More than 30 years ago, Schaefer observed Applefeld selecting neighborhoods for award money raised from proceeds at his Mayor's Ball. He asked her to run an idea he had come up with called Baltimore Is Best, which was to select people as "Baltimore's Best."

"He [Schaefer] coined the name. I did the game. I love selling, whether it be ideas or merchandise or the city of Baltimore," she said, adding quickly, "I was the Colonel Sanders of the program."

Her office sought nominations for people who contributed to the city's good. While some well-known figures, such as the late sports columnist John Steadman and East Baltimore homeless advocate Bea Gaddy, were honored, most awards went to people such as Sam Glass, of the G.I. Veterans Cab Co., who helped cancer patients. She called her winners "the saints of the world."

"Floraine is Maryland's brightest star," said volunteer Frank A. Bittner, who lives in Dorchester County's Hurlock, and whose volunteer efforts were honored in November. "That night was one of the greatest in my life: to go to Annapolis, meet the governor, have the buffet and then hear the words `thank you' are the greatest words in any language."

Once, back in 1984, a Sun reporter asked Applefeld whether there was anything in Washington that Baltimore does not have. Her response was immediate:

"Do you know who you are talking to? You've got to be crazy!

"It used to be that you passed through Baltimore; now people pass through Washington on their way here. The only thing that they have over there is a big white house, the White House, with a president in it."

Renaissance woman

Born Floraine B. Rubin, she is a Forest Park High School graduate. She does not discuss her age.

"I am a renaissance woman," she said. "Your mind stays young when you don't put a number on your life."

While a student (and technically underage), she took a part-time job in the children's department at the old Julius Gutman department store in downtown Baltimore, where she learned to sell and was soon promoted to the jewelry counter.

She recalls her father, who was also in sales, dropping nickels in beggars' cups as they walked along Howard Street.

When she asked her father why, he replied, "Because they have less than we do."

The experience stayed with her, as did the strong spirituality her family imparted. Her grandfather was the longtime president of the B'nai Israel Congregation on Lloyd Street. She belongs to Baltimore Hebrew Congregation and attends meetings of the Gathering, an interfaith group. In later years, she helped with the planning of the city's Holocaust Memorial. She counts the day it was dedicated as among the most moving in her life.

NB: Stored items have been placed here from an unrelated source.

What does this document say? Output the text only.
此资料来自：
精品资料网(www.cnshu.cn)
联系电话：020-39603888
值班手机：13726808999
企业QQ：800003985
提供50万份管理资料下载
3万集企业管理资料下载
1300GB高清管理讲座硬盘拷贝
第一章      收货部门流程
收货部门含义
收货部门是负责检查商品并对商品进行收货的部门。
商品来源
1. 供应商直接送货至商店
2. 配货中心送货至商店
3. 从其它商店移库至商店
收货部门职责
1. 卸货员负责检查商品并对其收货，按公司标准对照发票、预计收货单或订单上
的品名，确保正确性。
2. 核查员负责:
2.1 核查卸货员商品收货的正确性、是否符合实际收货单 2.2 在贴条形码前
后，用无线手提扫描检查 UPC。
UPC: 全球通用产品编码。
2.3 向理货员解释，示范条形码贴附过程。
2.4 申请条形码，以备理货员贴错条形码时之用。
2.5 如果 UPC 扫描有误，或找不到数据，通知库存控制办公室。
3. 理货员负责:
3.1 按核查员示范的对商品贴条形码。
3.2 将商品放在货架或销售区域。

After leaving the department store, she worked for the Coast Guard at the Custom House and went on to study nights at the Johns Hopkins University and the Maryland Institute College of Art. Along the way she picked up proficiencies in shorthand and her self-described "methodical" recordkeeping.

After marrying attorney Leroy Applefeld, she raised two daughters, Lynn Carol and Laurie, and soon began her service with Baltimore Hebrew's sisterhood and the Jewish Community Center, Hadassah and Associated Jewish Charities. She worked in Girl Scouts and was president of the Fallstaff Elementary School PTA.

In reviewing her career, she said she has been impressed by the civic and religious groups and organizations that rarely make the news, but whose achievements contribute to the state's common good.

"She reached down to find the people who give the state its quality of life," said Mary Ann Saar, the state's secretary of public safety and correctional services, who is an old friend.